Kangaroos Struggling in Aussie Drought, Cars Not Making It Easier

By Alan Cheung

With New South Wales officially 100 percent in drought, the local wildlife are also feeling the squeeze on resources. Thousands of kangaroos and other wildlife have been sighted migrating eastward to find water. But the shear number of displaced animals has resulted in a spike in roadkill on the nation’s eastern highways.

Wollondilly Council’s environmental education officer, Damion Stirling, told the MacArthur Advertiser that they had noticed an increase in roadkill in the region, just northwest of Wollongong.

“More recently, the drought has probably caused wildlife to go on the move in search of food or water,” he said.

“Other reasons could also be the change in land use and more development.”

NTD Photo
A kangaroo hops through the outback landscape June 7, 2005 near Marree, Australia. (Photo by Ian Waldie/Getty Images)

Kangaroos and wallabies were among the highest in number in the wildlife road toll, a Camden Council spokesman told the Advertiser.

He explained that “there was usually an increase in the number of native animal carcasses reported to councils” during extended dry periods.

“Animals usually like to graze on rural pastures because the grass is lusher.

“The drought is likely causing animals to come out of the bush into areas where there might be more grass.”

Road Safety Reminder

According to the Royal Automobile Club of Victoria (RACV) website, wildlife are often attracted to the roadside in dry conditions as the grass on their side of the road tend to be more lush because rain water is captured there. Unfortunately for the wildlife, eating near the side of the road comes at a risk.

RACV warned drivers there are particular times of the day when there is a greater risk of collision with different animals.
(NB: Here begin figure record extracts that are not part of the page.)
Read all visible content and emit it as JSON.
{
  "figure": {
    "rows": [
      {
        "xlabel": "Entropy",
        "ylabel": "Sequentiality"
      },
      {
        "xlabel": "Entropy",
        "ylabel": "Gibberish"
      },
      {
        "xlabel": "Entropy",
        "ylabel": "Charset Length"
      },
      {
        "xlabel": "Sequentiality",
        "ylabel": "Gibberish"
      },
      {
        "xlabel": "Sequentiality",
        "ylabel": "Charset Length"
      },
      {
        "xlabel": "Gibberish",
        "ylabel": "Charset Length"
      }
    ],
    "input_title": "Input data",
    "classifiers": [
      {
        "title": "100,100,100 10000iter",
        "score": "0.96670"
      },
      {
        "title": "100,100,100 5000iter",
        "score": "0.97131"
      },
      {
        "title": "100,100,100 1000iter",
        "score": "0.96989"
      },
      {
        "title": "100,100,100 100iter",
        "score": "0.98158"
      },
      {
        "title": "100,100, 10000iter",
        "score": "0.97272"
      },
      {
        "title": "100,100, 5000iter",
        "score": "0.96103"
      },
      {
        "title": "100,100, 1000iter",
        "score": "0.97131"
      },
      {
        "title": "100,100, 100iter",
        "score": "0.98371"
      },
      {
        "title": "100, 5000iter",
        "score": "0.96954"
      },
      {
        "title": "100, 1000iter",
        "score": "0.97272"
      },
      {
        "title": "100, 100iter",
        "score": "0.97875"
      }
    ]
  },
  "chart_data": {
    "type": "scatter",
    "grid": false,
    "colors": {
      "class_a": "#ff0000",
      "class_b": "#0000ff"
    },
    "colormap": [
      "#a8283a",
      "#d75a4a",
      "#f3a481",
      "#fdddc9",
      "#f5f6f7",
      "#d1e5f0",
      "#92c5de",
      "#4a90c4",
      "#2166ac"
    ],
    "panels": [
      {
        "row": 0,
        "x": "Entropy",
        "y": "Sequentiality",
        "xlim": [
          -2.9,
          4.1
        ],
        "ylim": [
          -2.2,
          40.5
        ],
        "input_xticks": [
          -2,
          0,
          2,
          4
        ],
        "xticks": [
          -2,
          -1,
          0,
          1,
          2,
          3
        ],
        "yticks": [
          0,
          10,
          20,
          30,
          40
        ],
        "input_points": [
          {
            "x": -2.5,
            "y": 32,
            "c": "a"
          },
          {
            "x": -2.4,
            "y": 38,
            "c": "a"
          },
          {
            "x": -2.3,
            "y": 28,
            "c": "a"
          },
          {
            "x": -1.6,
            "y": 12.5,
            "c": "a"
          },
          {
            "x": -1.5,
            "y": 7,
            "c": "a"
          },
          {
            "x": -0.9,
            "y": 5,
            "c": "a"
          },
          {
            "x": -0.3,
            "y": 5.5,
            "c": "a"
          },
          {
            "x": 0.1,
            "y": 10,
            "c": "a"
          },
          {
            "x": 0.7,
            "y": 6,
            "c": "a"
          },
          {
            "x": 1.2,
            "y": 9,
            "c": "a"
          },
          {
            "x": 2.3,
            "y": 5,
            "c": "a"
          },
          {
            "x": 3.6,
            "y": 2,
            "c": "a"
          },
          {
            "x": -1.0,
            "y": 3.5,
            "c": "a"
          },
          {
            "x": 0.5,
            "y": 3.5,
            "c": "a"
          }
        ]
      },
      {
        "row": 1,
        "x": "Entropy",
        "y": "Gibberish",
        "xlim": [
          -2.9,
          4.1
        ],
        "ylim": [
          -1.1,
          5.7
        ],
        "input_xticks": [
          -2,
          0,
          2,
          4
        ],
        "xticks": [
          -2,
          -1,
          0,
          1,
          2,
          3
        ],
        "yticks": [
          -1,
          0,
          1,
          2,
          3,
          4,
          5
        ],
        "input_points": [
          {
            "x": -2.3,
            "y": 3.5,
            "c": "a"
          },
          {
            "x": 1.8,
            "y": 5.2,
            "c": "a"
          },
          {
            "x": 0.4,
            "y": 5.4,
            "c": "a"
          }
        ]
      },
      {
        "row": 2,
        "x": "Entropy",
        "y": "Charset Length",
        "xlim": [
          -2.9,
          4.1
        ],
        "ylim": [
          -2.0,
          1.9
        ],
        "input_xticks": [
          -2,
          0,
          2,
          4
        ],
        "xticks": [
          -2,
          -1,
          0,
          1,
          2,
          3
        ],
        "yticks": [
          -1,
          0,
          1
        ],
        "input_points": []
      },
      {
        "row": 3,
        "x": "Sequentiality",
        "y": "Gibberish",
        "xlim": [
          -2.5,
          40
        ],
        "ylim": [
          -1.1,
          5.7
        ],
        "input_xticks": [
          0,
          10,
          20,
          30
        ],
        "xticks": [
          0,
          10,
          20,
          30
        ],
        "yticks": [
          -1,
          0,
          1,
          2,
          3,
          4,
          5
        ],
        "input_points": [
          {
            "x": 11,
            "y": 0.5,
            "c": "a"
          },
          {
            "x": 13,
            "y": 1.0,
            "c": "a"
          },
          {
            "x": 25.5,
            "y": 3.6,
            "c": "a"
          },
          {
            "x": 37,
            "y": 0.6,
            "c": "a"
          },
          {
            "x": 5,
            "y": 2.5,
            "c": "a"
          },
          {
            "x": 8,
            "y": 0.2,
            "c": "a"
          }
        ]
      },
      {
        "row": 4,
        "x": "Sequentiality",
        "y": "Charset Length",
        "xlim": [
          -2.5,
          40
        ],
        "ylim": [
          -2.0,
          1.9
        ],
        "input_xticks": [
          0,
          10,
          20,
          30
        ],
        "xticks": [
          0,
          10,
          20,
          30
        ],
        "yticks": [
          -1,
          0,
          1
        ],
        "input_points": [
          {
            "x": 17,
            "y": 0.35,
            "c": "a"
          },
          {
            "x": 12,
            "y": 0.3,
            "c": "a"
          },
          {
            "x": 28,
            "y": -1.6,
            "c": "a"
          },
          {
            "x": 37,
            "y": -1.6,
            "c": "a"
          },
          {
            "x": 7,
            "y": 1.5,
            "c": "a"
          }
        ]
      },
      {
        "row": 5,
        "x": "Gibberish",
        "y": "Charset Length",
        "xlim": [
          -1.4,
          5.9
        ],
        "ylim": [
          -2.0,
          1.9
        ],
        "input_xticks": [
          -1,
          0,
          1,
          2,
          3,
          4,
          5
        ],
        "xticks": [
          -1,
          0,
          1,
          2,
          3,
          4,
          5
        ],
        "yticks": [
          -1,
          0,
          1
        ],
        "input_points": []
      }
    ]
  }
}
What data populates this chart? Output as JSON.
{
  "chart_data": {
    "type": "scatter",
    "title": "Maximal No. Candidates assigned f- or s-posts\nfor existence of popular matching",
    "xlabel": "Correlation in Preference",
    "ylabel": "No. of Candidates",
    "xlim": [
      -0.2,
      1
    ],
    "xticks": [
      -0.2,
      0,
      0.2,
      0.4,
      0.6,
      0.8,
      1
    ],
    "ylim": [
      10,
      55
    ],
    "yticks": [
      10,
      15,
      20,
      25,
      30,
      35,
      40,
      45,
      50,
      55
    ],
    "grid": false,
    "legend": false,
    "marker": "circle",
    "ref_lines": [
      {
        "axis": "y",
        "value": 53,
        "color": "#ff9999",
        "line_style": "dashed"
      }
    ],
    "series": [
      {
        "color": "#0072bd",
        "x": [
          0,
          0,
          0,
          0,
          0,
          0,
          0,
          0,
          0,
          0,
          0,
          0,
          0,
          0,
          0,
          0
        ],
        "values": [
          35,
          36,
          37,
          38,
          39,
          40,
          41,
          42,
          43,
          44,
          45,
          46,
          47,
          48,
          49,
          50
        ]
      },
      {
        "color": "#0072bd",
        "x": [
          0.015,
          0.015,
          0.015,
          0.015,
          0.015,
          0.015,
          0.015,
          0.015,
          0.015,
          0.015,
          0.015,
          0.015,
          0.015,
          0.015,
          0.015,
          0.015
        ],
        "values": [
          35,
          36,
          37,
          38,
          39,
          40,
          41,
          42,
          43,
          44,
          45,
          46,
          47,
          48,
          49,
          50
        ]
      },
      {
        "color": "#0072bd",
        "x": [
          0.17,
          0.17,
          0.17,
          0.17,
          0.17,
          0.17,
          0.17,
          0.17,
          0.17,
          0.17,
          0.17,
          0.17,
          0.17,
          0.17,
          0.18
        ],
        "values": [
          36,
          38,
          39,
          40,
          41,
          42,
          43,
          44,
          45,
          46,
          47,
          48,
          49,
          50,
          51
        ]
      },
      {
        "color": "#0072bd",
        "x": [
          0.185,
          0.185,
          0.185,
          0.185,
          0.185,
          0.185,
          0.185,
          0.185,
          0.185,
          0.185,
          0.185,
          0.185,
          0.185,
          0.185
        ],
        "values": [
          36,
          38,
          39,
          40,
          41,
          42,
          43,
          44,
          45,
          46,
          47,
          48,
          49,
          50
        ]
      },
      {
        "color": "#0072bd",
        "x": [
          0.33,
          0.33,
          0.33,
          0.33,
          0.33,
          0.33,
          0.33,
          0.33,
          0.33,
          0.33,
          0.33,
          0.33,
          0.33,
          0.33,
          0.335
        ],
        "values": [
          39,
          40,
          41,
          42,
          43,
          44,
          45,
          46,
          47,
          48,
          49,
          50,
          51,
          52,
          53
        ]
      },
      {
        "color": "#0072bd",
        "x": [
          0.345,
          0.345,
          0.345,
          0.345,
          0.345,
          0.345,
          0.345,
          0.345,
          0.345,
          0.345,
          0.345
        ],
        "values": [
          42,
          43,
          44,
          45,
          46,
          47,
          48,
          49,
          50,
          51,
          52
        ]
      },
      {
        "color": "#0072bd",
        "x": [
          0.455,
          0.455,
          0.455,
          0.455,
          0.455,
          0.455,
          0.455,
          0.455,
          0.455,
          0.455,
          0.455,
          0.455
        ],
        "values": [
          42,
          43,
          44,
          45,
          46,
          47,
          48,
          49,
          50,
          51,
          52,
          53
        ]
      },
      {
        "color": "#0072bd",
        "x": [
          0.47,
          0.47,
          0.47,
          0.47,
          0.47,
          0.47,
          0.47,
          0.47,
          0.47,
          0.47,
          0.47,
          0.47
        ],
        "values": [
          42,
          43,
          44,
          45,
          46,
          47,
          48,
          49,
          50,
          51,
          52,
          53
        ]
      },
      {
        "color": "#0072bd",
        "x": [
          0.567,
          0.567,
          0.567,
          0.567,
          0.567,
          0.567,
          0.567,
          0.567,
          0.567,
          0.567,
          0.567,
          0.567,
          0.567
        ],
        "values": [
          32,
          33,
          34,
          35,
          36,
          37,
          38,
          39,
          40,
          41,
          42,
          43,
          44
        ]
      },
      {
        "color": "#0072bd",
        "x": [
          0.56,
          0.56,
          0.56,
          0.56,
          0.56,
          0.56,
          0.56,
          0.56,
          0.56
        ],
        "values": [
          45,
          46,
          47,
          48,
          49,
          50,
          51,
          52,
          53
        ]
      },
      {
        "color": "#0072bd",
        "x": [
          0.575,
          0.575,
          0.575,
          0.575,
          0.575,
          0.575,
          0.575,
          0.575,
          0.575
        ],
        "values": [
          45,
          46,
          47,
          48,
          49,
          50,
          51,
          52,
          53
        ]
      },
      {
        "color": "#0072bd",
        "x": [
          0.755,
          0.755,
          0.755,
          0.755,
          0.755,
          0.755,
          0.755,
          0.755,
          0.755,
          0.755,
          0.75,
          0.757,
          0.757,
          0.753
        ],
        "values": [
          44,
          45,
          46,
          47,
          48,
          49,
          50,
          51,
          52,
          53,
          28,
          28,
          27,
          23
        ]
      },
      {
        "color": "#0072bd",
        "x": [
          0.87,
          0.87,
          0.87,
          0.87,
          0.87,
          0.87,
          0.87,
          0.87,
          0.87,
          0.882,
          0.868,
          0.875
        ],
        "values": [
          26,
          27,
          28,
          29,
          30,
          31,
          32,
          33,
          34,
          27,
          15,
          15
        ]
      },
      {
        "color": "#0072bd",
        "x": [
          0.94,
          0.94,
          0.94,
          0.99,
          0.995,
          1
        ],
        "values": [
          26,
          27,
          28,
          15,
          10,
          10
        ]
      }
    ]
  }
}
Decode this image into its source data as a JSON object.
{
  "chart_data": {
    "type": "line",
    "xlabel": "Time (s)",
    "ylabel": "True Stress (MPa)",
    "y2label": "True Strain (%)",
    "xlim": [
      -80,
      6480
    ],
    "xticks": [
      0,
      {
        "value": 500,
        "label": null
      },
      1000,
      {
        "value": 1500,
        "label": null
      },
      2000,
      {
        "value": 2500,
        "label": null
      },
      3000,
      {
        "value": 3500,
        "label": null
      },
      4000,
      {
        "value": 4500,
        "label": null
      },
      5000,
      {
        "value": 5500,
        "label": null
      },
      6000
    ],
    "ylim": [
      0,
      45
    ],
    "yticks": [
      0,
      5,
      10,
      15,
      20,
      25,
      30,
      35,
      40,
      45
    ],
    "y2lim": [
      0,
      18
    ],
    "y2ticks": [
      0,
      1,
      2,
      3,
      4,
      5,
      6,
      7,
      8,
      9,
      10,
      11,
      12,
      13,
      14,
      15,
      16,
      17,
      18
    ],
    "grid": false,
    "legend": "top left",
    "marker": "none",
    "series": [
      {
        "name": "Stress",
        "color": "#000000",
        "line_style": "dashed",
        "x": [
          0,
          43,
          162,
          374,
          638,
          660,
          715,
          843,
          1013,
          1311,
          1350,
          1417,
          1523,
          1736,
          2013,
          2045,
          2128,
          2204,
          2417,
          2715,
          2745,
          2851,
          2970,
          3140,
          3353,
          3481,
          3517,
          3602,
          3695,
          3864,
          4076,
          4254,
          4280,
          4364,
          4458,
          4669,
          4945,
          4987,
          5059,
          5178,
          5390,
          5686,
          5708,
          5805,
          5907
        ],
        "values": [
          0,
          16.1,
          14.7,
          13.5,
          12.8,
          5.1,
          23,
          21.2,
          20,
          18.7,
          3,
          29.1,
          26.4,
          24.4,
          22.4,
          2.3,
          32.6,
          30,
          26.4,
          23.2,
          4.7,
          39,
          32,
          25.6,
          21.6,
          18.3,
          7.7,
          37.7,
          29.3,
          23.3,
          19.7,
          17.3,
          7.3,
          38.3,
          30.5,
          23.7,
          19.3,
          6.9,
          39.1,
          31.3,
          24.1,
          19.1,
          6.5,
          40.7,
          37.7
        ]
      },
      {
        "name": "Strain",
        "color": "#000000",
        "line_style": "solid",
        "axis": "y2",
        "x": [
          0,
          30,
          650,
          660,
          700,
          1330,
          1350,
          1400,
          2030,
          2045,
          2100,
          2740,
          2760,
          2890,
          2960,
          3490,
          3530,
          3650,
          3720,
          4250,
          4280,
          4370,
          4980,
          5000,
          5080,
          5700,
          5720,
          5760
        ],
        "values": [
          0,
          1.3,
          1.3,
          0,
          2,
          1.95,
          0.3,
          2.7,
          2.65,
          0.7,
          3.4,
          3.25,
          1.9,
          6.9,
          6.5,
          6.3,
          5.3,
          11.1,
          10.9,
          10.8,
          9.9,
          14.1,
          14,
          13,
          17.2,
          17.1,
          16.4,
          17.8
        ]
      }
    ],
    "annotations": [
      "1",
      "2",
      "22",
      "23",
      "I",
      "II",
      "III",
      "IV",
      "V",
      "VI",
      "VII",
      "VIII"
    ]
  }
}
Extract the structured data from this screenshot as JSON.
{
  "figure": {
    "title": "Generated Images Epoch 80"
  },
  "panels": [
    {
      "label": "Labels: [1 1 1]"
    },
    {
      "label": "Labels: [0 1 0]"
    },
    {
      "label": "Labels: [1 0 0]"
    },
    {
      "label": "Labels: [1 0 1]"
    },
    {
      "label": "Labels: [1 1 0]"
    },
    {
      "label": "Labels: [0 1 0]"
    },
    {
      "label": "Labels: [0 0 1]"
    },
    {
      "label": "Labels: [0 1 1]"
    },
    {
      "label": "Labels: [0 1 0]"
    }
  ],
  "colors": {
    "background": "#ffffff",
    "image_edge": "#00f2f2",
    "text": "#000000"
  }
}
“For kangaroos, the greatest risk periods are around 6am and 6pm. Collisions with wombats peak about 9pm and incidents involving dogs are fairly evenly spread throughout the day from 8am to 10pm,” General Manager Motor Insurance Mark Geraghty said.

The website reminded drivers that the only way to avoid hitting wildlife while driving is to slow down.

One woman hit a kangaroo when she was driving just south of Canberra on May 16.

Realising what had happened, the woman pulled over, got out of her car and attempted to drag the kangaroo off the road, when she was hit by another car, the ABC reported.

Cameron Beresford from ACT Emergency Services told the ABC that if a person ever hits an animal on the road, they should call city services to take care of it, and that nothing was more important than the well being of all roadusers.

“It’s a good reminder that if you do hit wildlife when you’re driving, don’t put yourself in danger,” he told ABC Radio Canberra.

“Don’t try to move it off the road yourself, call city services and they’ll do it for you.”

Beresford said that the woman was in a stable condition and recovering in Canberra Hospital.

Wildlife Carers Urge Drivers to Be Vigilant

Molly Hayward, who works with the Granite Belt Wildlife Carers—a volunteer group that cares for orphaned, injured, and sick wildlife—said she had to euthanise many more animals in the month of June due to this year’s drought.

“I cry more days than I don’t,” she told Warwick Daily News.

“Yeah it impacts me. I never killed willingly until we became wildlife carers and it was a tough turn.

“But you know they are lying there in so much horrendous pain and basically slowly dehydrating or staving to death you know it is the right thing to do.

“So you suck it up, but you bawl all the way home.”

Haywood told the local paper that she and her fellow volunteers were urging drivers to be more vigilant on the roads.